Context : Giant planets form in protoplanetary disks while these disks are still gas-rich , and can reveal their presence through the annular gaps they carve out .
HD 100546 is a gas-rich disk with a wide gap between between a radius of \sim 1 and 13 AU , possibly cleared out by a planetary companion or planetary system .

Aims : We want to identify the nature of the unseen companion near the far end of the disk gap .

Methods : We use mid-infrared interferometry at multiple baselines to constrain the curvature of the disk wall at the far end of the gap .
We use 2D hydrodynamical simulations of embedded planets and brown dwarfs to estimate viscosity of the disk and the mass of a companion close to the disk wall .

Results : We find that the disk wall at the far end of the gap is not vertical , but rounded-off by a gradient in the surface density .
Such a gradient can be reproduced in hydrodynamical simulations with a single , heavy companion ( \gtrsim 30…80 M _ { Jup } ) while the disk has viscosity of at least \alpha \gtrsim 5 \cdot 10 ^ { -3 } .
Taking into account the changes in the temperature structure after gap opening reduces the lower limit on the planet mass and disk viscosity to 20 M _ { Jup } and \alpha = 2 \cdot 10 ^ { -3 } ) .

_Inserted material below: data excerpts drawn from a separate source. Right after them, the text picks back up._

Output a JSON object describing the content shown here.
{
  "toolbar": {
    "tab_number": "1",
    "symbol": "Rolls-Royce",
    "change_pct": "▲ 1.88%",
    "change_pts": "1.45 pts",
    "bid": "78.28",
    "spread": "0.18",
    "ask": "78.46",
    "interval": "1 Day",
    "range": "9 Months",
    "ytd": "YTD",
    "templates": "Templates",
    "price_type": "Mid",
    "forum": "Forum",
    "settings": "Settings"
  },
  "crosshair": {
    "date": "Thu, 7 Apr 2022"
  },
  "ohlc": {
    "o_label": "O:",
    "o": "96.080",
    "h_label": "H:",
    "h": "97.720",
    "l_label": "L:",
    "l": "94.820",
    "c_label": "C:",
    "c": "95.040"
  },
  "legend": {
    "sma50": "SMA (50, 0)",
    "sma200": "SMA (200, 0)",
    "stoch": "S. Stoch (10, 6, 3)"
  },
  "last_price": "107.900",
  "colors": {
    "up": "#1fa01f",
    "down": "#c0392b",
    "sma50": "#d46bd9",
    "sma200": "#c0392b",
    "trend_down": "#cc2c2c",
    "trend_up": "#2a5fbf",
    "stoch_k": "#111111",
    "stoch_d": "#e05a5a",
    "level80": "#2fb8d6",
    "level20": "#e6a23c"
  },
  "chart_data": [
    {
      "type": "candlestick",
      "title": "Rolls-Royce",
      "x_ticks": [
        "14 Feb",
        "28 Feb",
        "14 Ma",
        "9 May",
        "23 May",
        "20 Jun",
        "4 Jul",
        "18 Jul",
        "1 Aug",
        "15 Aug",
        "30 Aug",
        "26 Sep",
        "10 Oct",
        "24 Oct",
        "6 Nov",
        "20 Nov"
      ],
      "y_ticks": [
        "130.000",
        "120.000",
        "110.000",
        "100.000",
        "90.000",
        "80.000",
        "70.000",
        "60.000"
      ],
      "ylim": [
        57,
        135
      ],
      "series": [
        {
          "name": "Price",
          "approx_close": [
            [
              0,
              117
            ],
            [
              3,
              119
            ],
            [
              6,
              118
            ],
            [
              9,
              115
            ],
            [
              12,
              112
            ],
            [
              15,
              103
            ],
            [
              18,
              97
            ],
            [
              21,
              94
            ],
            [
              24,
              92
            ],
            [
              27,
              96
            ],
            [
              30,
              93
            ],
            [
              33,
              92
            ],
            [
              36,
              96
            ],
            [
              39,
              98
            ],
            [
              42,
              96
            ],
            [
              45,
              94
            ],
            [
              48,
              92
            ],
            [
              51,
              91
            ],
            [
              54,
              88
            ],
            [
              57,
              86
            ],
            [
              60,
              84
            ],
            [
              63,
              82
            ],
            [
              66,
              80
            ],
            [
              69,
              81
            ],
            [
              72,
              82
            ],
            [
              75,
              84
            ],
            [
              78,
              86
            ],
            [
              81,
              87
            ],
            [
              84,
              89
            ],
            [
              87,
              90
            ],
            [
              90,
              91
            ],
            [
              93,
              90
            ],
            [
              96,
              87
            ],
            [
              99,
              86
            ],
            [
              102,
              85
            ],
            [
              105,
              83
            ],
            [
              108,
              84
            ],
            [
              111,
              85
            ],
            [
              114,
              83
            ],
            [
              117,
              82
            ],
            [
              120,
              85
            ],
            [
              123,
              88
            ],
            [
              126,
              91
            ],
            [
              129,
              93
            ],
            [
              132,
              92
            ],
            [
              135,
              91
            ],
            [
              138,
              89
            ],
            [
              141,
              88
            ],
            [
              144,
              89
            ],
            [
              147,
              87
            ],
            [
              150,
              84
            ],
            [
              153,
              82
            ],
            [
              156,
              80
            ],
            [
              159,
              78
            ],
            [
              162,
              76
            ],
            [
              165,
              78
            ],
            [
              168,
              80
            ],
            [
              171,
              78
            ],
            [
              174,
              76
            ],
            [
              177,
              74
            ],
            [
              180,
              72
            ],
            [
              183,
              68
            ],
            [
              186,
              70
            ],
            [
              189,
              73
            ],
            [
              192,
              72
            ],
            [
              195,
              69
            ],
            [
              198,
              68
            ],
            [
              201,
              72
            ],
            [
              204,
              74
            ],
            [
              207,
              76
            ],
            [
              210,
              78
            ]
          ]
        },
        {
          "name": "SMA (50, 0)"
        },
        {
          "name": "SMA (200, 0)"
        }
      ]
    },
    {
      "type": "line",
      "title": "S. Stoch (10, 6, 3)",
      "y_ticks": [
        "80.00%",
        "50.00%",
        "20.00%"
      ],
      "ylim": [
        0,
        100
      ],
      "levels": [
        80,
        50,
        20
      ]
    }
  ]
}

Conclusions : The object in the disk gap of HD 100546 that shapes the disk wall is most likely a 60 ^ { +20 } _ { -40 } M _ { Jup } brown dwarf , while the disk viscosity is estimated to be at least \alpha = 2 \cdot 10 ^ { -3 } .
The disk viscosity is an important factor in estimating planetary masses from disk morphologies : more viscous disks need heavier planets to open an equally deep gap .